# Grammar correction - getting started

The dataset was the CoNLL-2013 Shared Task: Grammatical Error Correction.

Copyright (C) 2013 Hwee Tou Ng, Joel Tetreault, Siew Mei Wu,
                   Yuanbin Wu, Christian Hadiwinoto

## Workfolder setting up

In [1]:
import os
import shutil

data_folder = 'data'

if os.path.exists(data_folder):
    shutil.rmtree(data_folder, ignore_errors=True)


# Data folder creation
os.mkdir(data_folder)
os.chdir(data_folder)

In [2]:
import tarfile
import urllib.request

from tqdm.notebook import tqdm

# URL link for the dataset
remote_url_link = "https://www.comp.nus.edu.sg/~nlp/conll13st/release2.3.1.tar.gz"


def download_file(url_link: str) -> str:
    """ Download the archive file and returns the local filename
    for decompression

    :type url_link: str
    :param url_link: HTTP link for the archive file

    :rtype:
        str
    """
    local_file_name = url_link.split('/')[-1]
    urllib.request.urlretrieve(url_link, filename=local_file_name)
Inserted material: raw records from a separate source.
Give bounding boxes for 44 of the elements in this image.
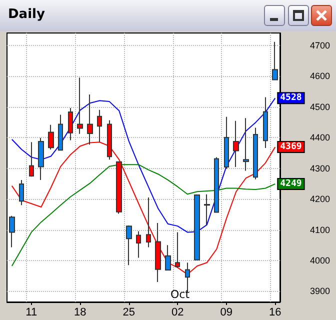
candlestick	[9, 215, 15, 248]
x-tick-label: 09	[220, 306, 232, 318]
data-label: 4369	[280, 142, 302, 152]
x-tick-label: 18	[74, 306, 86, 318]
data-label: 4528	[280, 93, 302, 104]
candlestick	[214, 156, 219, 213]
y-tick-label: 4000	[310, 255, 330, 266]
chart-title: Daily	[8, 7, 45, 22]
y-tick-label: 4300	[310, 163, 330, 174]
candlestick	[48, 124, 54, 150]
candlestick	[68, 108, 73, 141]
candlestick	[263, 96, 268, 148]
y-tick-label: 3900	[310, 286, 330, 296]
y-tick-label: 4100	[310, 224, 330, 235]
candlestick	[165, 244, 171, 271]
candlestick	[116, 161, 122, 214]
y-tick-label: 4500	[310, 102, 330, 112]
candlestick	[126, 224, 132, 266]
y-tick-label: 4400	[310, 132, 330, 143]
candlestick	[243, 118, 249, 172]
x-tick-label: 25	[122, 306, 135, 318]
candlestick	[29, 142, 34, 178]
x-tick-label: 11	[26, 306, 38, 318]
candlestick	[146, 196, 151, 248]
x-tick-label: 16	[269, 306, 282, 318]
y-tick-label: 4200	[310, 194, 330, 204]
candlestick	[136, 230, 141, 258]
y-tick-label: 4600	[310, 71, 330, 82]
candlestick	[253, 127, 258, 180]
candlestick	[58, 114, 63, 151]
candlestick	[272, 41, 278, 80]
line-series	[11, 164, 276, 267]
annotation: Oct	[170, 288, 190, 301]
candlestick	[224, 116, 229, 170]
candlestick	[233, 120, 239, 168]
candlestick	[175, 232, 180, 268]
candlestick	[204, 194, 210, 226]
candlestick	[19, 179, 24, 206]
x-tick-label: 02	[172, 306, 184, 318]
candlestick	[38, 137, 44, 180]
data-label: 4249	[280, 178, 302, 189]
candlestick	[77, 77, 83, 134]
candlestick	[194, 194, 200, 260]
y-tick-label: 4700	[310, 40, 330, 50]
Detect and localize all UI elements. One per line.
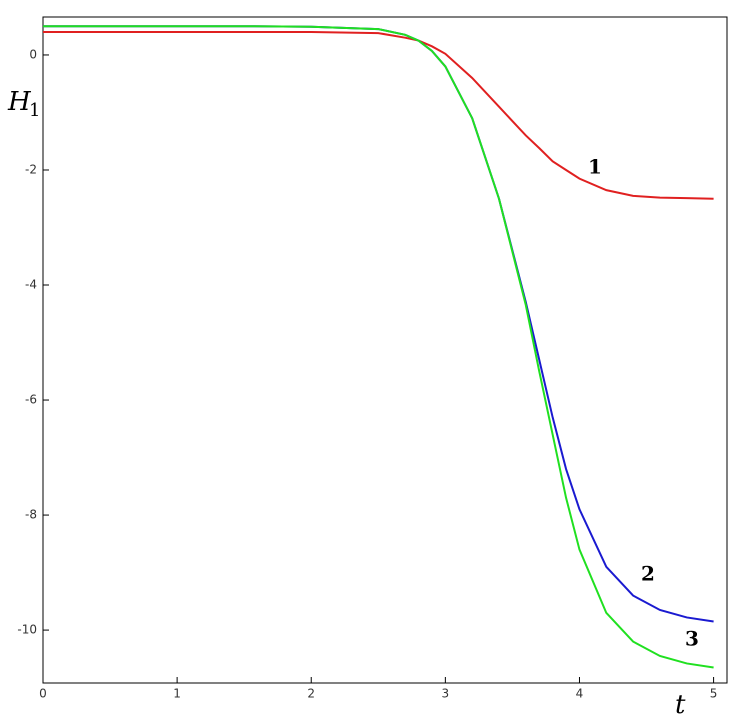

    return local_file_name


def extract_tar_archive_file(archive_filename: str) -> str:
    """ Extract content from the archive file and returns
    the local folder name

    :type archive_filename: str
    :param archive_filename: Archive file name

    :rtype:
    """
    # Archive extraction
    with tarfile.open(archive_filename) as archive_file:
        for member in tqdm(
            archive_file.getmembers(),
            total=len(archive_file.getmembers()),
            desc="Archive decompression"
            ):
            archive_file.extract(member=member, path='./')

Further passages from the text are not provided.